Japan

Japan Takes Lead in Legitimizing Digital Currencies


              The financial industry is usually no cheerleader of new regulations imposed on it by government authorities. But when the Japanese government amended its Payment Service Act by promulgating the Virtual Currency Act this April, fintech (financial technology) service companies and institutional investors generally welcomed the move.
 
               "Normally, regulation is not a good thing,” says Mike Kayamori, CEO and co-founder of Quoine (pronounced “coin”), a Singapore-based B2B fintech startup that also has operations in Japan and Vietnam. “But for cryptocurrencies regulation is a blessing.”


       
      Until now, these virtual currencies have been operating in a gray market, a situation that has made long established companies in the financial industry hesitant to take them u“We need to work within [financial] regulations,” says Kayamori. Quoine, which is funded with $20-million, provides a cryptocurrency exchange platform for other companies to trade off of or to use as a white label technology for their own customers. “We need to work in the financial eco-system. No financial services or institutions will work or partner with a company that’s in a gray zone.”

               The Japanese bill currently recognizes only certain well-established cryptocurrencies, namely Bitcoin and Ethereum, as legal means of payment, and as products that can be bought and sold without Japan’s 8 percent consumption tax coming into play.

               Nevertheless, the new law falls short of declaring these volatile currencies to be legal tender. And though the amendment now sanctions the use of cryptocurrency exchanges, it also imposes regulations on the operators. These injunctions include mandatory registration with the government, minimum capital of 10 million yen ($90,000), a secure IT system to prevent theft, and mandatory annual auditing by a certified accountant.

               Despite the ultra-cautious reputation Japan’s conservative financial authorities and institutions have earned over the years, this move to legitimize cryptocurrencies through government registration and regulation makes Japan the first nation to take such bold steps, notes Kayamori. While registration is also being introduced in the United States, it is being conducted on a state-by-state basis, which makes obtaining all the proper paperwork a byzantine process.

              “It’s very difficult in the U.S., where there are a lot of government bodies you need to get approval from,” he adds. “Whereas in Japan, you just need the FSA (Financial Services Agency) approval. And that’s it.”

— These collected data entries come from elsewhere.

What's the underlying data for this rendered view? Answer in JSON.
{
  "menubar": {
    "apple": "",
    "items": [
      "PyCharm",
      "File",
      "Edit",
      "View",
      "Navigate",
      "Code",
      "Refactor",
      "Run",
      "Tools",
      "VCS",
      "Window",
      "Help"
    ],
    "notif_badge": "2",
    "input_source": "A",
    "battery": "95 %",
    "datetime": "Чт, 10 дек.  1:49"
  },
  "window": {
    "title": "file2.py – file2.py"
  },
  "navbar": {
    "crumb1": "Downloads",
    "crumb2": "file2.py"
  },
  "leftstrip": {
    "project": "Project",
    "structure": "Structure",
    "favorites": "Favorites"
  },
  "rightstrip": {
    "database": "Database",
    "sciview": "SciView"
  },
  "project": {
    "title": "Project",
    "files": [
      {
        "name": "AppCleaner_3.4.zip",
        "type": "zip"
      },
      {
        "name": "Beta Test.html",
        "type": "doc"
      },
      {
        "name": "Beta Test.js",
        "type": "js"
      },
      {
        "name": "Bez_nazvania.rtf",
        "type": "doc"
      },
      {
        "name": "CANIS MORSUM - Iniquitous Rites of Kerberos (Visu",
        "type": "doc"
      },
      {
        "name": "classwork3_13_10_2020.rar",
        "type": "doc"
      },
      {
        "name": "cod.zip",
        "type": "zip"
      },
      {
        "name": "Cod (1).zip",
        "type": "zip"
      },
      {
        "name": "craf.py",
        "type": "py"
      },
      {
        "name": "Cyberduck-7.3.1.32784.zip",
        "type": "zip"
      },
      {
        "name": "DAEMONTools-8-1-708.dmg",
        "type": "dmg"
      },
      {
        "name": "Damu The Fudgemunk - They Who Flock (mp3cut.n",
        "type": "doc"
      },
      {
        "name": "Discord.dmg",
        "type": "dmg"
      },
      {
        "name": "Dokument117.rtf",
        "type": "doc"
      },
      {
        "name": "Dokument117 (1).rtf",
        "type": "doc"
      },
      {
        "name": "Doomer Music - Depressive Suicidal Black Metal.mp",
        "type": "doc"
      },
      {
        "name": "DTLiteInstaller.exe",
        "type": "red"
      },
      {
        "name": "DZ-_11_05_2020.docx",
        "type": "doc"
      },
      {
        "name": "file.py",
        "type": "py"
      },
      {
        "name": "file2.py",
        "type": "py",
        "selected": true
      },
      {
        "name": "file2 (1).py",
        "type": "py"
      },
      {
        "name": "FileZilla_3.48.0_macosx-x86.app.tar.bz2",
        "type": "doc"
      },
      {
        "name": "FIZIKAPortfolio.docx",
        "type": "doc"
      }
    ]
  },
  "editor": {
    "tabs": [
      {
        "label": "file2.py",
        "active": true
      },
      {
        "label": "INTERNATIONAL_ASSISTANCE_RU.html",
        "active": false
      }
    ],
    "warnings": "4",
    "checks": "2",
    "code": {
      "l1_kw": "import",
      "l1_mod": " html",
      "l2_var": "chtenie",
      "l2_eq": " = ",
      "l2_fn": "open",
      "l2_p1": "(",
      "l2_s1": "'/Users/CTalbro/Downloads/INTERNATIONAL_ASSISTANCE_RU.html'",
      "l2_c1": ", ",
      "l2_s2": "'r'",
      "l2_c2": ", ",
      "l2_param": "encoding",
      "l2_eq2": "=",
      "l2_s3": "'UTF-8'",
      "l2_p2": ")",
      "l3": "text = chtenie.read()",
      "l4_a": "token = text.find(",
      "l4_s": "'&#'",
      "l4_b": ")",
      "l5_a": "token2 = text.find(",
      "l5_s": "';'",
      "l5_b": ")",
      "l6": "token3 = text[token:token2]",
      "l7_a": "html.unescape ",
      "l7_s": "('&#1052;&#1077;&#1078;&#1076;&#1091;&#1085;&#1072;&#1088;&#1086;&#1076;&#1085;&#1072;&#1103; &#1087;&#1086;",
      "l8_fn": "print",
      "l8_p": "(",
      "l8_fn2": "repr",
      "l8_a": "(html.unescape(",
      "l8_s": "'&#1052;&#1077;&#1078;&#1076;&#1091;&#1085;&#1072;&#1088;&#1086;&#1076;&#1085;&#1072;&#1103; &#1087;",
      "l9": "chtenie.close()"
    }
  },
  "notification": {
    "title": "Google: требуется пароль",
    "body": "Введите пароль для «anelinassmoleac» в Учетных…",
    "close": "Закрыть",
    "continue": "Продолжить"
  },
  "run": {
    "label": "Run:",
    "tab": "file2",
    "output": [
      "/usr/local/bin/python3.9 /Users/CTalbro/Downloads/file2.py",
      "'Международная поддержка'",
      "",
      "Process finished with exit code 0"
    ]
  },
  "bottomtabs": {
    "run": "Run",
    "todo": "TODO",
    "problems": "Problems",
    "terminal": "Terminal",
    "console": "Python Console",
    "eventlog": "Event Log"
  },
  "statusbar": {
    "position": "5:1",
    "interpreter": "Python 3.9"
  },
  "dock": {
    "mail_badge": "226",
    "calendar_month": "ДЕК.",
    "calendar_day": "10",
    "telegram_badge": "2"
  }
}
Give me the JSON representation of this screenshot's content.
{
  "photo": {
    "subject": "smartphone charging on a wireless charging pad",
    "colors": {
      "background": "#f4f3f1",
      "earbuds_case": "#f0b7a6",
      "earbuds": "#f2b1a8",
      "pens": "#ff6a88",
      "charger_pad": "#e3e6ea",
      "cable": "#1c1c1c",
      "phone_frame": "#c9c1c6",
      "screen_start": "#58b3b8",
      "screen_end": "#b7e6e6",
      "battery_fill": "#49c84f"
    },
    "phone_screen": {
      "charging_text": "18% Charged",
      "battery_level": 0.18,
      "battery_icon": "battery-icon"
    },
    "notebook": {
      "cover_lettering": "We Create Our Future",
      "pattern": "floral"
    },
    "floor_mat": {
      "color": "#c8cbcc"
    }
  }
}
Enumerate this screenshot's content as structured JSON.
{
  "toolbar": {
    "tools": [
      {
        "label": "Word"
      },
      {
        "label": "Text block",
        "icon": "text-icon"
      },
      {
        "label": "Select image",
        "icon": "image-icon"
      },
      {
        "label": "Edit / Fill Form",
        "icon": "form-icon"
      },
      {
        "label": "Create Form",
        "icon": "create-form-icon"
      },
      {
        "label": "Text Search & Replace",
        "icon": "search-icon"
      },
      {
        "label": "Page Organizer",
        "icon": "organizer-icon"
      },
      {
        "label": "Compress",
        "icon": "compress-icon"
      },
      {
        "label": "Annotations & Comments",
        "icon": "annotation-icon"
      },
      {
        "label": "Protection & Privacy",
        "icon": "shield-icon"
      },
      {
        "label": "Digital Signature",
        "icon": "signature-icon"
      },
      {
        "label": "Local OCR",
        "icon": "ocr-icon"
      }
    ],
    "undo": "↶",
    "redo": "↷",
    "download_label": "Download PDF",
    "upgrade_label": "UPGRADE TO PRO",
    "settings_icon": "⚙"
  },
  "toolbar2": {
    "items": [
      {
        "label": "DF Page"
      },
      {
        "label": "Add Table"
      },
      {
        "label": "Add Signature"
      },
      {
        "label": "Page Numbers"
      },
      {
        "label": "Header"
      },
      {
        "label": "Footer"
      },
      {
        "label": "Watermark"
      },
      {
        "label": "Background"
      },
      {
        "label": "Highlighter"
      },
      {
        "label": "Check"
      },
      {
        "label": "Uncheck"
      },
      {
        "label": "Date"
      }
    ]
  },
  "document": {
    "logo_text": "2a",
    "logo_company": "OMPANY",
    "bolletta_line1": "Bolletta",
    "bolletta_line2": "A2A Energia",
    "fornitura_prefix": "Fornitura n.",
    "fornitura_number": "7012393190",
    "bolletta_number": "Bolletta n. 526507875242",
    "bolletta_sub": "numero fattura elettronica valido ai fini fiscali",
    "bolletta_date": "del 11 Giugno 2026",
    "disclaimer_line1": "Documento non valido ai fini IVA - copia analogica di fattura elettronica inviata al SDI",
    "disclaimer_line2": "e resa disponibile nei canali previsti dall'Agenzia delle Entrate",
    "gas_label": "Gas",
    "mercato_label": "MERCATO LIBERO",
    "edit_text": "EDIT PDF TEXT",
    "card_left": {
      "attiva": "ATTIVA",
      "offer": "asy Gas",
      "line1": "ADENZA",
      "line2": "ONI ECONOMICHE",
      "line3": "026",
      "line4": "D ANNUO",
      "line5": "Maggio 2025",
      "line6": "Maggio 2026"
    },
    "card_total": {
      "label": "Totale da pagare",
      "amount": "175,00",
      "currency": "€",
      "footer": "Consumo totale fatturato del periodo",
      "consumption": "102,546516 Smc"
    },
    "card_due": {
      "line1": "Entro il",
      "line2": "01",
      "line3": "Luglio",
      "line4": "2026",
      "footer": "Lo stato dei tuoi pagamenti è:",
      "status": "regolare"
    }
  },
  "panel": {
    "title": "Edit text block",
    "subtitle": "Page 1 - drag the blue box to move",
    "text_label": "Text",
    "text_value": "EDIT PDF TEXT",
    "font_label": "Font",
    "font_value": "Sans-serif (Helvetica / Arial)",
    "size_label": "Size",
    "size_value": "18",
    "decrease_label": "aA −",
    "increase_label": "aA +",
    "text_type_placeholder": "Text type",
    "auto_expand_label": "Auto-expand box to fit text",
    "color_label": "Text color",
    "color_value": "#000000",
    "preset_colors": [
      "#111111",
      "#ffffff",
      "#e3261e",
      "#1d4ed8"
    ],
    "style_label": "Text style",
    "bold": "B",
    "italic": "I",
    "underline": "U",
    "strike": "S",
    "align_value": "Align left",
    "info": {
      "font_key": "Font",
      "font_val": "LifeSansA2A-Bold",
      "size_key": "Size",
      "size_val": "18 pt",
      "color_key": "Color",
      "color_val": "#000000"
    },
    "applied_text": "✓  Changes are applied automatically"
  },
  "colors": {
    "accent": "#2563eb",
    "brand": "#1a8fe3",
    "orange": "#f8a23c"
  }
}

              What changed the Japanese governent’s attitude toward virtual currency? The Mt. Gox calamity in 2014. The Bitcoin exchange company based in Japan folded after more than 800,000 Bitcoins went missing. The financial disaster led to the arrest of the company’s CEO Mark Karples on charges of embezzlement, and the news damaged the reputation of cryptocurrencies for a time. Notably, this occurred at a time when regulations were nonexistent in Japan. “So Japan, almost out of necessity, had to regulate the cryptocurrency market,” says Kayamori.

               To date, at least 16 companies including Quoine have registered with the FSA to set up  cryptocurrency exchanges. They have a six-month grace period for their registrations to be accepted, or be forced to withdraw their services should registration be denied, Kayamori explained.

             Quoine’s current and only product is a B2B trading platform for the exchange of fiat and crypto currencies. According to Kayamori, it is the most advanced platform in the industry, and can conduct one million transactions a second, and boasts a 99.96 percent uptime.

             In June, the two-and-a-half-year-old start-up will launch Qryptos, an exchange for trading between ten cryptocurrencies minus fiat currency involvement. However, Qryptos will not be available in Japan, given that the government is presently recognizing only Bitcoin and Ethereum as sound products.

             In the January to March quarter, Quoine conducted transactions swapping ten cryptocurrencies for mostly Japanese yen and U.S. dollar fiat currencies to the value of $5.6 billion. That’s a tiny amount when compared to the financial industry’s overall volume of transactions. “But from a startup perspective, we are already operationally profitable, and growth is enormous,” says Kayamori.

              On 11 May, Coindesk, an online news site focusing on digital currencies, tracked the price  of Bitcoin passing the $1,800 mark for the first time, and the price of other cryptocurrencies also rose sharply. In January, the value of Bitcoin was less than $1,000. Financial analyst Brian Kelly told CNBC in the US that he believed the rally was a result of Japan legalizing Bitcoin, which encouraged institutional investors to buy the virtual currency.

               But Kayamori also injected a cautionary note when talking about such wild fluctuations. “People can say this an irrational market, but markets tend to be irrational. As I’ve said, it is difficult to know if this is a bubble or not.”